Il y a toute la jeunesse et les commencements dans Mes provinciales. Les groupes d’ami.e.s, les mâles alpha et les un peu plus plats, les attractions désastres, discussions infinies, les ruptures, les doutes. L’homosexuel amoureux de l’hétéro doux qui ne s’en est pas aperçu et s’enrhume quand on le lui fait remarquer. L’éternel mari de Dostoïevski revu par René Girard. Le titre est emprunté à Pascal « et notamment à ce qu’il dit de l’imposture, de la pureté des intentions en conformité avec les actes, déclare Civeyrac dans le dossier de presse. Peu à peu, Etienne apprend à ne pas se mentir à lui-même, à ne pas s’illusionner sur ses propres capacités, artistiques et sentimentales. Par exemple, à ne pas s’imaginer fidèle quand il ne l’est pas. » Il y a aussi un appareil critique immatériel, constitué de films vus (Paradjanov entre autres), de livres échangés, d’Emily Brontë à Novalis en passant par Pasolini ou la Préface à la vie d’écrivain, correspondance de Flaubert que Mathias offre à Etienne. Un livre qui, dans notre monde réel, est épuisé depuis longtemps, mais qui arrive comme neuf ici, participant d’un système d’inactualité (Bach, Mahler, noir et blanc) visant à rédimer le monde représenté, à lui faire rejoindre la rue de Paris disparue où Nerval se pendit. Civeyrac s’amuse même à embaucher son héros dans un « hôtel Langlois ». Comme le dit une des copines d’Etienne à propos de Sayat Nova, Mes Provinciales n’est pas un film abstrait, subsumant le tout d’un être à l’une de ses qualités, mais au contraire un film concret, plein d’objets présents ici et maintenant, de cigarettes, de tapis, de smartphones, de livres, de peaux et de cheveux, avec lequel on peut bricoler la carte de toutes les possibilités, marquer un instant une latitude et une longitude, en faire vibrer le point épinglé. A la fin, Etienne va mieux, on aperçoit un livre de Robert Creeley sur ses étagères : on n’en est pas encore à Jack Spicer mais son veuvage est moins inconsolé (le film est découpé en chapitres portant des titres de Nerval). Il a entretemps appris à observer la simultanéité des affects (une belle séquence dans un café où la vie simple se présente à lui en fragments). C’est bon pour créer.

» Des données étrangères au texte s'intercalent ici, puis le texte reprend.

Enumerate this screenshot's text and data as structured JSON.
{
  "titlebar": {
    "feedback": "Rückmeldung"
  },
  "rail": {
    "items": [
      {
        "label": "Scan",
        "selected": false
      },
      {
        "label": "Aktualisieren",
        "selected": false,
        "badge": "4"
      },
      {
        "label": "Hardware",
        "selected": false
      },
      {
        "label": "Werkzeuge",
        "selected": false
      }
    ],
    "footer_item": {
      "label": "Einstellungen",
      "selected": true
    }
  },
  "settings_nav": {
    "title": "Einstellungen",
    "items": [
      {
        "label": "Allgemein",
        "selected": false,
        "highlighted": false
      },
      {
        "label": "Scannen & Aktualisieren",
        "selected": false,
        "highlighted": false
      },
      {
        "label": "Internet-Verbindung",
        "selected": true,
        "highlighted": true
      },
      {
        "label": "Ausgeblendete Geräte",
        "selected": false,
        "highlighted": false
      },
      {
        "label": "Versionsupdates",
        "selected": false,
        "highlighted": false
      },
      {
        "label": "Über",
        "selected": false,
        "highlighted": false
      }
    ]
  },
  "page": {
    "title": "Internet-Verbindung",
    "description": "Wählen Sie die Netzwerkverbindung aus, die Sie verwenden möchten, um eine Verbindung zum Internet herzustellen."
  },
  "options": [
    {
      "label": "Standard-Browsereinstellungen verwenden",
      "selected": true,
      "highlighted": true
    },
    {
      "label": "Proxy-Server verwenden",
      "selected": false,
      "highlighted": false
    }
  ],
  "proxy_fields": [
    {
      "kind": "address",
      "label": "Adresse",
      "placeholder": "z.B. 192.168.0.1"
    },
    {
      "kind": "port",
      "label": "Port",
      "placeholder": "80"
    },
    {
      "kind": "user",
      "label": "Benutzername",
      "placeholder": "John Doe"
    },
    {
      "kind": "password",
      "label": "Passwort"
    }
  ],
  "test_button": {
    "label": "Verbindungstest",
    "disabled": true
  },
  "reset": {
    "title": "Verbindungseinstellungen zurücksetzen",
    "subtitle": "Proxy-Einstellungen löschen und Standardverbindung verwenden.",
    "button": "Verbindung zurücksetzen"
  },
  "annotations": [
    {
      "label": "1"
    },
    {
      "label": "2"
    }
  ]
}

Nous qui avons biberonné Flaubert, Pasolini, Deleuze, nous pensons que c’est le principe même de la vie, de n’y rien comprendre.

Sur le plan de la théorie esthétique (c’est-à-dire la théorie de ce qu’on va partager comme représentations du monde), plusieurs moments du film émeuvent. Le premier est un cours à l’université de Paris VIII. S’y opposent deux visions de l’art, entre Mathias, moderne ombrageux, et William, chantre positiviste d’un « cinéma qui a changé ». On comprend que ce dernier est du côté des « colloques sur Goldorak », évoqués par Mathias, Etienne et l’amoureux Jean-Noël (il aime Etienne sans être aimé) comme le fin fond de la régression intellectuelle. On n’a rien personnellement contre Goldorak, mais Mes Provinciales rappelle à ce moment-là le curieux renversement politique sous lequel nous vivons : ce sont ceux qui haïssent le plus le cinéma (ou la littérature, etc.) qui s’estiment paradoxalement les mieux placés pour en parler et dire que ça « prend la tête ». Civeyrac a placé dans la bouche de William et de ses supporters une vulgate réussie de la réaction post-quelquechose : « ça ressemble à un vrai film » énonce un crétin. Il doit croire que c’est une pizza. Ça ressemble à la photo sur marmiton.org donc c’est réussi, sans inventer, juste parce qu’on a atteint un canon immuabilisé. Dans le camp adverse, il y a ceux qui font de l’art parce que la réalité, « on n’y comprend rien », et qu’ils cherchent « une parole digne à partager ».

C’est là qu’on sort un premier mouchoir, d’ailleurs, pris d’un doute. On ne sait si c’est pour écraser une larme ou une goutte de sueur froide. Après tout, peut-être qu’ils ont raison, les gens qui ont tout compris. Nous qui avons biberonné Flaubert, Pasolini, Deleuze, nous pensons que c’est le principe même de la vie, de n’y rien comprendre, et que c’est le job de l’Humain d’essayer de faire du sens, de changer le sens ensemble, de s’amuser, de rhizomer, toussa. Que c’est ça qui est joyeux. Mais les autres, ceux qui disent que « le monde a changé », ils ont l’air de savoir ce qu’ils veulent (1). Peut-être que c’est ça, finalement, le miracle du réalisme néolibéral : simplifier tellement le monde et l’humain lui-même que tout est devenu réellement compréhensible. Plus besoin alors de cette « aide à séjourner » qu’est le cinéma et l’art en général, comme l’écrit Civeyrac dans Rose Pourquoi, « séjourner ne serait-ce qu’un bref moment, là où paraît circuler un air plus léger, plus calme, dans un paysage qui, sans faillir, et sereinement, pourrait abriter le court passage qu’offre la vie, me rendant ainsi un peu moins étranger à elle et à moi-même ».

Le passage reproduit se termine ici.